In time, Schultz finds himself moved by Django’s story of a wife still being held in slavery. She (Kerry Washington) turns out to have a German name, Broomhilda, and speaks the language too. Schultz agrees to assist Django in emancipating Broomhilda from the plantation. Of course, democratic Germans must stick together against American bigots! No doubt the echoes are deliberate of Wagner’s Ring opera cycle, where the gods set over us are destroyed. The Brünnhilde in that, though, had a bigger role in the reckoning than here. Though the sun continues to beat down, the tone becomes grimmer. The plantation, with all its horrors, keeps the film from seeming over-long.

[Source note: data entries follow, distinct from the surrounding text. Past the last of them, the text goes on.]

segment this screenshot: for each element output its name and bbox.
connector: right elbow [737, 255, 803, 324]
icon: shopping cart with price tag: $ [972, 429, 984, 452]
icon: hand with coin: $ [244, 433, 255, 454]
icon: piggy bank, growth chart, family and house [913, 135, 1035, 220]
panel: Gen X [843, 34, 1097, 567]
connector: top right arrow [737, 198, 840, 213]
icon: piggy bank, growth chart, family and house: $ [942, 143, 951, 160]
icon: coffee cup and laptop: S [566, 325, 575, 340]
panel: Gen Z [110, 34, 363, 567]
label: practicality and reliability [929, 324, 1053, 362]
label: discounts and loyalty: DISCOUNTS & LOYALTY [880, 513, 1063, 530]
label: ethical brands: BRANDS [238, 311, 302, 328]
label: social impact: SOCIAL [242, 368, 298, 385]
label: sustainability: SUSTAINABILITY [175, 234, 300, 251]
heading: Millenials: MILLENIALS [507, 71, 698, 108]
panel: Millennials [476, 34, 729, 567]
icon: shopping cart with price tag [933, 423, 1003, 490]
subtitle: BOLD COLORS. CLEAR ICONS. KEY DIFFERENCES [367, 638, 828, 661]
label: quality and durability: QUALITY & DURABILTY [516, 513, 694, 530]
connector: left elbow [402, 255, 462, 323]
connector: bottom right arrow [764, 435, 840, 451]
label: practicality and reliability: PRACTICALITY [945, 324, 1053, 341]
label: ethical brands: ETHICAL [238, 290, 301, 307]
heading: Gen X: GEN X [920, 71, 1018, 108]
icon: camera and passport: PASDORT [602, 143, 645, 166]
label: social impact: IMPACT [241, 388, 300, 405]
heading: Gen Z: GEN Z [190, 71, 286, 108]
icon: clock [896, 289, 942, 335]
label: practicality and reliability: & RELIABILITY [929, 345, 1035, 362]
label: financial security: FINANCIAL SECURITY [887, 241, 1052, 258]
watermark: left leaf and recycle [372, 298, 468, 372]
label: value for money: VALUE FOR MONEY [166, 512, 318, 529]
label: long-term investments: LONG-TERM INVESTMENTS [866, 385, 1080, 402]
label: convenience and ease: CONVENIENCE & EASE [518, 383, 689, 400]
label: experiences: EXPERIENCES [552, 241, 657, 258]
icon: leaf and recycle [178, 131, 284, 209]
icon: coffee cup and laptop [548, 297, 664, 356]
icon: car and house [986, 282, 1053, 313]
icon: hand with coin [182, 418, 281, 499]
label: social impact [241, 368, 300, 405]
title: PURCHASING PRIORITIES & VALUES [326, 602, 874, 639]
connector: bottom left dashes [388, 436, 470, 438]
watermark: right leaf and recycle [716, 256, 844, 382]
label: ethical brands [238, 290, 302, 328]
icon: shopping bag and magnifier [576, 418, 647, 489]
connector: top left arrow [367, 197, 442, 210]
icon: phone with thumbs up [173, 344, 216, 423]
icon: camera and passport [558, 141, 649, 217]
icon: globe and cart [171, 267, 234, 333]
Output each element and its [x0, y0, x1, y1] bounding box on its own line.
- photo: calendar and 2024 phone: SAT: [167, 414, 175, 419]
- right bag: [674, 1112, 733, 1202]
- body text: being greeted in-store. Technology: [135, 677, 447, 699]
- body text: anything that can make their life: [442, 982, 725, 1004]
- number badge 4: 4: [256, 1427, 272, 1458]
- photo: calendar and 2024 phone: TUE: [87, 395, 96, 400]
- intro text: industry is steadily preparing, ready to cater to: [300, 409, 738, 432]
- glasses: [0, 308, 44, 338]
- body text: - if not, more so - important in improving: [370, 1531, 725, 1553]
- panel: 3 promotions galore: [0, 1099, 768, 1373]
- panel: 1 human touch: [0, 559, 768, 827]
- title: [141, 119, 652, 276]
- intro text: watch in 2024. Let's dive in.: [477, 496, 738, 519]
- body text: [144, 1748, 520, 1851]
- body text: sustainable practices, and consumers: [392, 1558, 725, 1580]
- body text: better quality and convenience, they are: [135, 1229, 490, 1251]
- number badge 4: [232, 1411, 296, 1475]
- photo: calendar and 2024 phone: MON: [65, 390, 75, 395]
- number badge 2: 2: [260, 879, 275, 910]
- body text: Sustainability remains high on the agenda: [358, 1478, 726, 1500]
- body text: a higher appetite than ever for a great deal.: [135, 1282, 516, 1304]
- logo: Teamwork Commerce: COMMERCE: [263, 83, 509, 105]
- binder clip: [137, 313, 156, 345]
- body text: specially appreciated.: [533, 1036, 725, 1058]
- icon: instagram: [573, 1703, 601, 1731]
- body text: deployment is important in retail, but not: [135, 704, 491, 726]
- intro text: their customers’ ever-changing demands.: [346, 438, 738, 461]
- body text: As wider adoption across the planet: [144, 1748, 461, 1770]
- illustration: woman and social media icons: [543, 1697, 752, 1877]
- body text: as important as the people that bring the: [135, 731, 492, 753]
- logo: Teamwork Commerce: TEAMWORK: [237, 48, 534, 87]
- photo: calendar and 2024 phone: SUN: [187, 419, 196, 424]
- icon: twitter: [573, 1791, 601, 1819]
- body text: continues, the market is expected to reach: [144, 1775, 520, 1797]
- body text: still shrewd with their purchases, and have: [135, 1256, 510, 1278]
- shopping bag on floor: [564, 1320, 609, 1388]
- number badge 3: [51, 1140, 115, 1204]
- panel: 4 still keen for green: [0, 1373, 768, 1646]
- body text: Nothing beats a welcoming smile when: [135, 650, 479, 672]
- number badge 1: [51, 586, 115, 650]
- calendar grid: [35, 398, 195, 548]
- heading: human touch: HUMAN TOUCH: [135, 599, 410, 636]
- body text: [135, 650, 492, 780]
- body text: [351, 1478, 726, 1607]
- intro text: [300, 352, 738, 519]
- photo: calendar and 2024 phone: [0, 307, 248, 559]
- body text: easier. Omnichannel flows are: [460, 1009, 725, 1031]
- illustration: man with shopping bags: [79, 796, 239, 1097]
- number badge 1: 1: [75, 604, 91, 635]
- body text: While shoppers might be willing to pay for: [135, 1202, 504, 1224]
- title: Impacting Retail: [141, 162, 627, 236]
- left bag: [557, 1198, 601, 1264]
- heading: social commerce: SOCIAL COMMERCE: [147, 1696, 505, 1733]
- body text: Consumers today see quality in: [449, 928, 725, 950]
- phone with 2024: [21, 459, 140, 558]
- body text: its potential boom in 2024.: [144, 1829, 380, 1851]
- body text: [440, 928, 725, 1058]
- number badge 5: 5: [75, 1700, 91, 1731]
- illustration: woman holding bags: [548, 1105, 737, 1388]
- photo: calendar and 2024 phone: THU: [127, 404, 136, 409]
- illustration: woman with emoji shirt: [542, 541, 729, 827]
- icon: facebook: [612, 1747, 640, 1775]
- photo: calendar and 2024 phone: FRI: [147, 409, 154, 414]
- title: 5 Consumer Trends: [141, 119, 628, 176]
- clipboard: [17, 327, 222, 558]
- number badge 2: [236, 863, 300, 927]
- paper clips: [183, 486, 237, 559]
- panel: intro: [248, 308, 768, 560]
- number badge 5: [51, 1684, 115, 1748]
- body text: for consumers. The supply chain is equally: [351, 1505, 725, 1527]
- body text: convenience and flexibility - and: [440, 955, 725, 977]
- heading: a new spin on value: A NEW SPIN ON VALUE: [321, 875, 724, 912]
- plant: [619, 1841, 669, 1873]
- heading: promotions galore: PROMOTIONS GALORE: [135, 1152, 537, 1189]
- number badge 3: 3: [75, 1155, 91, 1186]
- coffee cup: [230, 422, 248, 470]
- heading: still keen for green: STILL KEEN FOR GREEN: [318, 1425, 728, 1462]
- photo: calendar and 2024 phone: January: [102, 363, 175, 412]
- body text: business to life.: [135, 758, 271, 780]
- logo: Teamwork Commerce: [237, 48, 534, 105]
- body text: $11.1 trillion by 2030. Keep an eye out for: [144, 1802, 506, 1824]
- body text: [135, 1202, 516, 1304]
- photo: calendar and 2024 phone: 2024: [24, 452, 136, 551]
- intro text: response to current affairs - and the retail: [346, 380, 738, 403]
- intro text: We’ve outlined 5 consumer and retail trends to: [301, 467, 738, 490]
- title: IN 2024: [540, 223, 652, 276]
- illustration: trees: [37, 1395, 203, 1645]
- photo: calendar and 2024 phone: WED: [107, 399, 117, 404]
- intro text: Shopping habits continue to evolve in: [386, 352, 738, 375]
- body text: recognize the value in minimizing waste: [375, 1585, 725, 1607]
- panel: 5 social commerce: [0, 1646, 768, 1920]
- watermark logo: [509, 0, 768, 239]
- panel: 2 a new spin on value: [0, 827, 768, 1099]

Unlike westerns such as The wild bunch, the shootout is not relentless. Django even has to surrender at one point. When it begins again, you can query the excess - it is Tarantino, after all - but not the guilt of those who get shot. There is other violent imagery in the film. At one point Django is hung upside down naked and threatened with castration.
Tarantino gives us pictures rarely if ever seen in America film. When Schultz and Django arrive at the centre of the plantation, they face a large white mansion with porticos and field hands all around. So far, so Gone with the wind. But on the lawn there is a cast-iron door in the ground, under which is a ‘hot box’ reserved for runaways. This is where Broomhilda is first seen, also naked. Django puts his hand on his gun, but pauses: he is not one to jump rashly into action. He and Schultz have an alliance and a plan.
Django unchained is Tarantino’s most considered and pointed film so far. Schulz, the German, uses intelligence and the law as well as a gun, and Django is a gunslinger who is not defending a town, but destroying a hellhole. Not all Germans-speakers are evil, or white; not all Americans are role-models or outlaws. This is the writer-director’s first film about a society, not just a shootout.